Sitting in a room at a hospice watching someone you love slowly drift way. And then…
…then in walked April.
From April 2012
Earlier this evening a friend had told me about a nurse at the same hospice that her grandmother was at, which is where my mom is currently. She said there was a nurse we must meet. One of the kindest souls we would ever meet.
My daughter, Savannah and I were in room #111, there ‘s a knock at the door and in walks a nurse.
It was her. It was April.
We asked a lot of questions. She is fifty yet looks younger. Six kids, nine grandkids, all these wonderful stories of things she had been through, why she became a nurse, a lot of great stuff.
Then I asked her what was the most touching memory she had in working as a hospice nurse.
She said there were two.
One was a sixteen year old young man with bone cancer. At the time April had a fourteen year old son herself. She and the sixteen year old became buddies and he thought she was much younger than she was. His family was also young and did not know how to handle this type of situation so the young man relied on her for support through this ordeal. On a specific day he began asking her how old she was. “Are you over twenty? Are you over thirty? Are you over forty?” April kept saying yes. He then said, “Would you hold me?” She said she took him in her arms and held him like a mother would hold a son. It was in that moment and in her arms that he died.

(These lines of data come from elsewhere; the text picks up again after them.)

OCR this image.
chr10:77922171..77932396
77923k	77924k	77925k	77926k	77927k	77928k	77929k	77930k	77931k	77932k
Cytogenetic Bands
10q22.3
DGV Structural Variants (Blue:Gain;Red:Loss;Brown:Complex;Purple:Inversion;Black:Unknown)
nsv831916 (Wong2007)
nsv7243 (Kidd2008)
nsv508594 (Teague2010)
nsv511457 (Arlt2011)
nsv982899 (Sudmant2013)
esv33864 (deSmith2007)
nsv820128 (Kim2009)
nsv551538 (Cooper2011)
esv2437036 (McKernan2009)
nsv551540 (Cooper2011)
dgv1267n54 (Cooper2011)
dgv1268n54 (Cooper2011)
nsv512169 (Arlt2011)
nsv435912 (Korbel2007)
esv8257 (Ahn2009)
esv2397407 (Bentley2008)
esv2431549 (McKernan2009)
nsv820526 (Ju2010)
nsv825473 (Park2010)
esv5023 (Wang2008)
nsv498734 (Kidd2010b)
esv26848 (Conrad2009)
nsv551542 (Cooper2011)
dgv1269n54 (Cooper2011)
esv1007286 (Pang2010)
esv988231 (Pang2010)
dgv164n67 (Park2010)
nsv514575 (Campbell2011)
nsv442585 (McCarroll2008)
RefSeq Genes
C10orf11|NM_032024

She said there was one more.
A woman who was HIV positive, married, had made some mistakes and here she was, at Sacred Journey Hospice. An area hospital in another county had admitted her but would not bathe her, groom her or come anywhere near her because she was infected with the HIV virus. It had been so long since she had been bathed that her condition had worsened and she was embarrassed for her husband to come in the room because of the way she smelled.
April told her she was going to take care of her and gave her a shower, brushed her hair, painted her nails while her husband was away. The woman cried the entire time she was being bathed because it had been so long since someone had touched her and shown her love. When she fell asleep April painted her toe nails and it was not long after that she passed away. When her husband arrived he did not recognize his wife because she looked so different, so beautiful. He sat beside her now lifeless body and cried because he did not remember her looking that way and because of the kindness of April.
Tonight, I have no challenge, no warm words of encouragement, no inspiring thought to follow, except to say.
What would happen tomorrow if we walked toward the same people that others were walking away from?